Cientistas do Indian Institute of Science têm investigado os mecanismos de sobrevivência usados ​​pelos tardígrados, recolhendo espécimes da área e submetendo-os a condições extremas, conforme relatado pela Science. Em um dos experimentos, a equipe expôs os tardígrados a uma lâmpada ultravioleta germicida em doses suficientes para matar bactérias e vermes em minutos.

Uma espécie tardígrada chamada Hypsibius exemplaris resistiu um pouco mais, sobrevivendo cerca de 15 minutos de exposição à luz ultravioleta, mas outra espécie tardígrada misteriosa parecia estar imune.
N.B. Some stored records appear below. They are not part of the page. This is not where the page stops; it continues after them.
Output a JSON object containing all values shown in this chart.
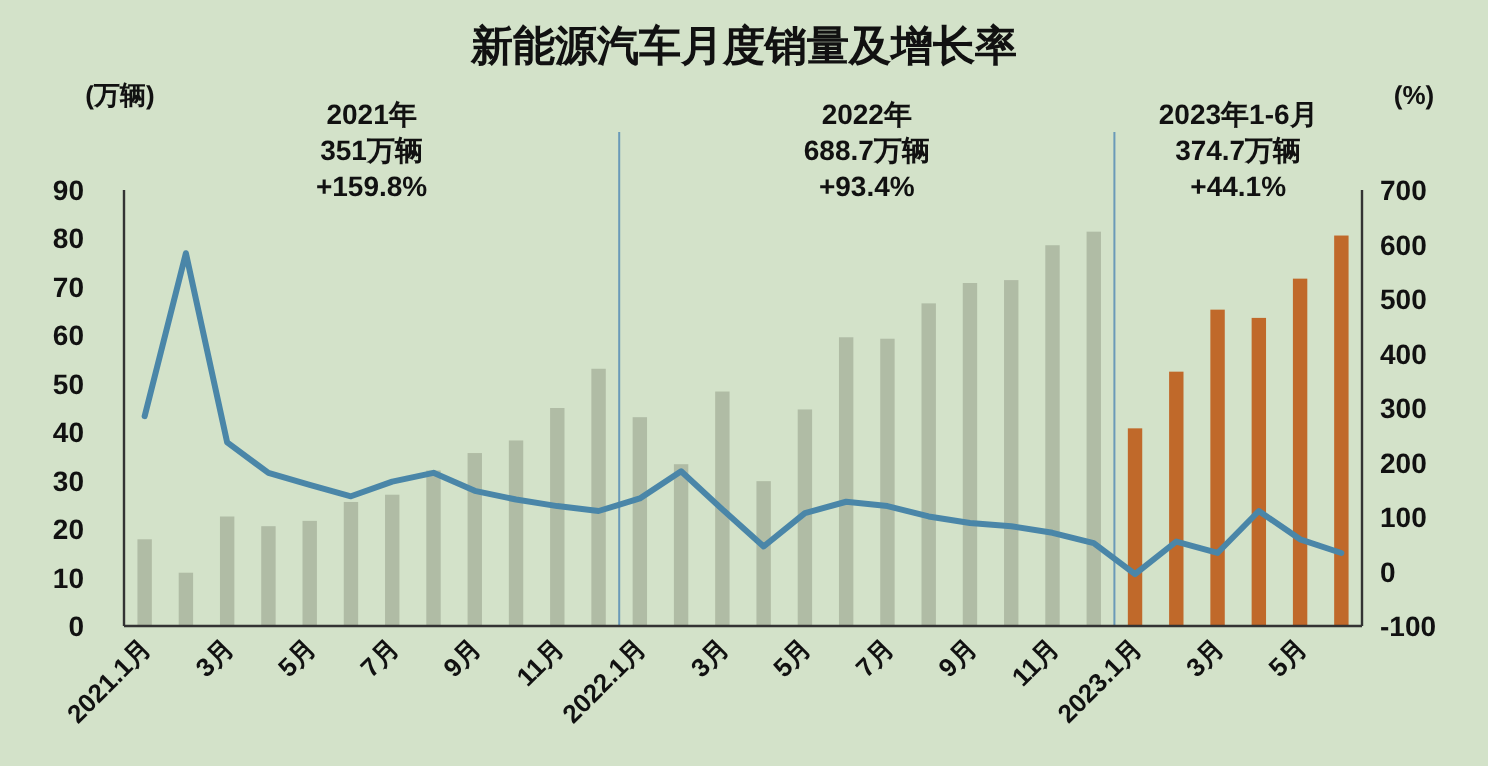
{
  "chart_data": {
    "type": "bar",
    "title": "新能源汽车月度销量及增长率",
    "ylabel": "(万辆)",
    "y2label": "(%)",
    "categories": [
      "2021.1月",
      null,
      "3月",
      null,
      "5月",
      null,
      "7月",
      null,
      "9月",
      null,
      "11月",
      null,
      "2022.1月",
      null,
      "3月",
      null,
      "5月",
      null,
      "7月",
      null,
      "9月",
      null,
      "11月",
      null,
      "2023.1月",
      null,
      "3月",
      null,
      "5月",
      null
    ],
    "ylim": [
      0,
      90
    ],
    "yticks": [
      0,
      10,
      20,
      30,
      40,
      50,
      60,
      70,
      80,
      90
    ],
    "y2lim": [
      -100,
      700
    ],
    "y2ticks": [
      -100,
      0,
      100,
      200,
      300,
      400,
      500,
      600,
      700
    ],
    "series": [
      {
        "values": [
          17.9,
          11.0,
          22.6,
          20.6,
          21.7,
          25.6,
          27.1,
          32.1,
          35.7,
          38.3,
          45.0,
          53.1,
          43.1,
          33.4,
          48.4,
          29.9,
          44.7,
          59.6,
          59.3,
          66.6,
          70.8,
          71.4,
          78.6,
          81.4,
          40.8,
          52.5,
          65.3,
          63.6,
          71.7,
          80.6
        ],
        "colors": [
          "#b0bca5",
          "#b0bca5",
          "#b0bca5",
          "#b0bca5",
          "#b0bca5",
          "#b0bca5",
          "#b0bca5",
          "#b0bca5",
          "#b0bca5",
          "#b0bca5",
          "#b0bca5",
          "#b0bca5",
          "#b0bca5",
          "#b0bca5",
          "#b0bca5",
          "#b0bca5",
          "#b0bca5",
          "#b0bca5",
          "#b0bca5",
          "#b0bca5",
          "#b0bca5",
          "#b0bca5",
          "#b0bca5",
          "#b0bca5",
          "#c0692a",
          "#c0692a",
          "#c0692a",
          "#c0692a",
          "#c0692a",
          "#c0692a"
        ]
      },
      {
        "type": "line",
        "axis": "y2",
        "color": "#4a86a8",
        "values": [
          285,
          584,
          237,
          181,
          159,
          138,
          165,
          181,
          148,
          132,
          120,
          111,
          134,
          184,
          114,
          46,
          107,
          128,
          120,
          101,
          89,
          83,
          71,
          52,
          -5,
          55,
          34,
          111,
          59,
          34
        ]
      }
    ],
    "annotations": [
      "2021年\n351万辆\n+159.8%",
      "2022年\n688.7万辆\n+93.4%",
      "2023年1-6月\n374.7万辆\n+44.1%"
    ]
  }
}
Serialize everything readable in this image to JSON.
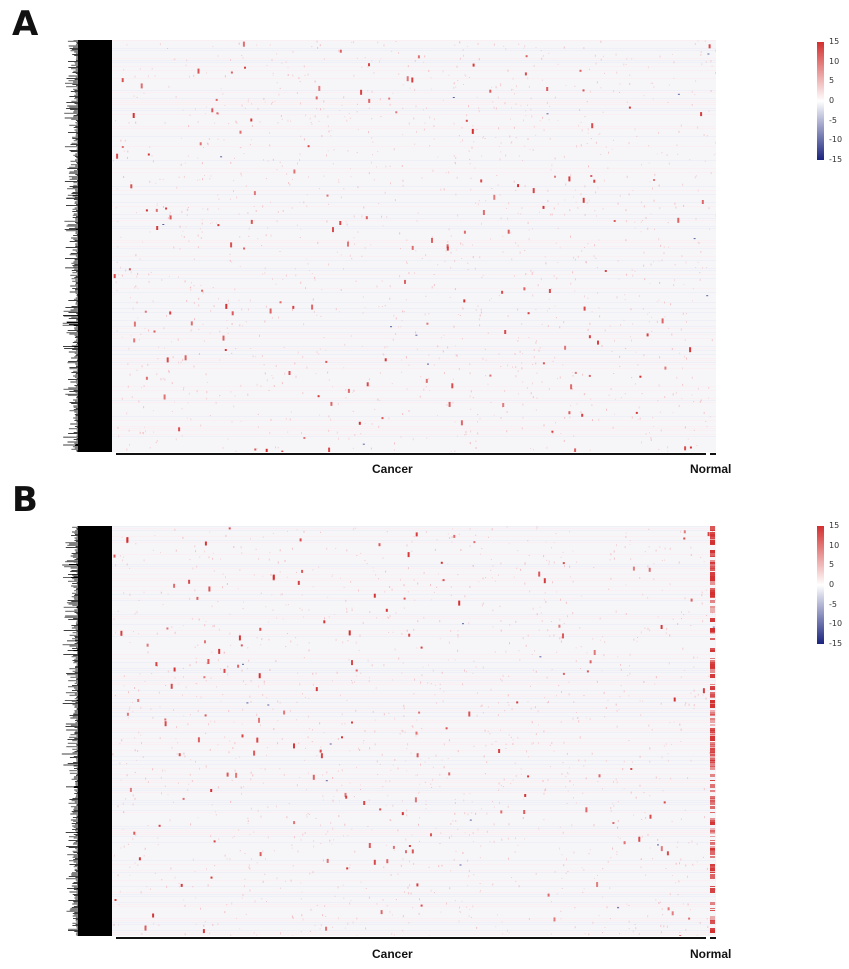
{
  "panels": [
    {
      "label": "A",
      "groups": [
        "Cancer",
        "Normal"
      ]
    },
    {
      "label": "B",
      "groups": [
        "Cancer",
        "Normal"
      ]
    }
  ],
  "colors": {
    "high": "#d32f2f",
    "mid": "#ffffff",
    "low": "#1a237e",
    "background": "#f6f5f8",
    "dendrogram": "#000000"
  },
  "chart_data": [
    {
      "type": "heatmap",
      "title": "",
      "groups": [
        "Cancer",
        "Normal"
      ],
      "color_scale": {
        "min": -15,
        "max": 15,
        "ticks": [
          15,
          10,
          5,
          0,
          -5,
          -10,
          -15
        ]
      },
      "row_dendrogram": true,
      "values_note_visible": false
    },
    {
      "type": "heatmap",
      "title": "",
      "groups": [
        "Cancer",
        "Normal"
      ],
      "color_scale": {
        "min": -15,
        "max": 15,
        "ticks": [
          15,
          10,
          5,
          0,
          -5,
          -10,
          -15
        ]
      },
      "row_dendrogram": true
    }
  ]
}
Todos os espécimes dessa espécie marrom-avermelhada sobreviveram à luz e foram até tratados com uma dose quatro vezes mais forte, com cerca de 60% deles vivendo por mais 30 dias.

Esta nova e intrigante espécie foi encontrada vivendo em uma parede de concreto coberta de musgo e faz parte do gênero Paramacrobiotus. Outras investigações usando um microscópio de fluorescência invertido revelaram que esses ursos de água marrom avermelhados na verdade ficavam azuis quando expostos à luz ultravioleta.

Os cientistas descobriram que a razão para isso é um conjunto de pigmentos fluorescentes sob a pele que agem como um escudo, absorvendo aquela luz ultravioleta letal e transformando-a em luz azul benigna. 

Os pesquisadores foram realmente capazes de extrair esses pigmentos e transferi-los para os tardígrados Hypsibius exemplaris e minhocas C. elegans para dobrar sua taxa de sobrevivência sob luz ultravioleta.

A equipe acredita que esta nova espécie de tardígrado pode ter desenvolvido este escudo de sobrevivência UV como uma forma de lidar com a luz solar implacável no sul da Índia tropical.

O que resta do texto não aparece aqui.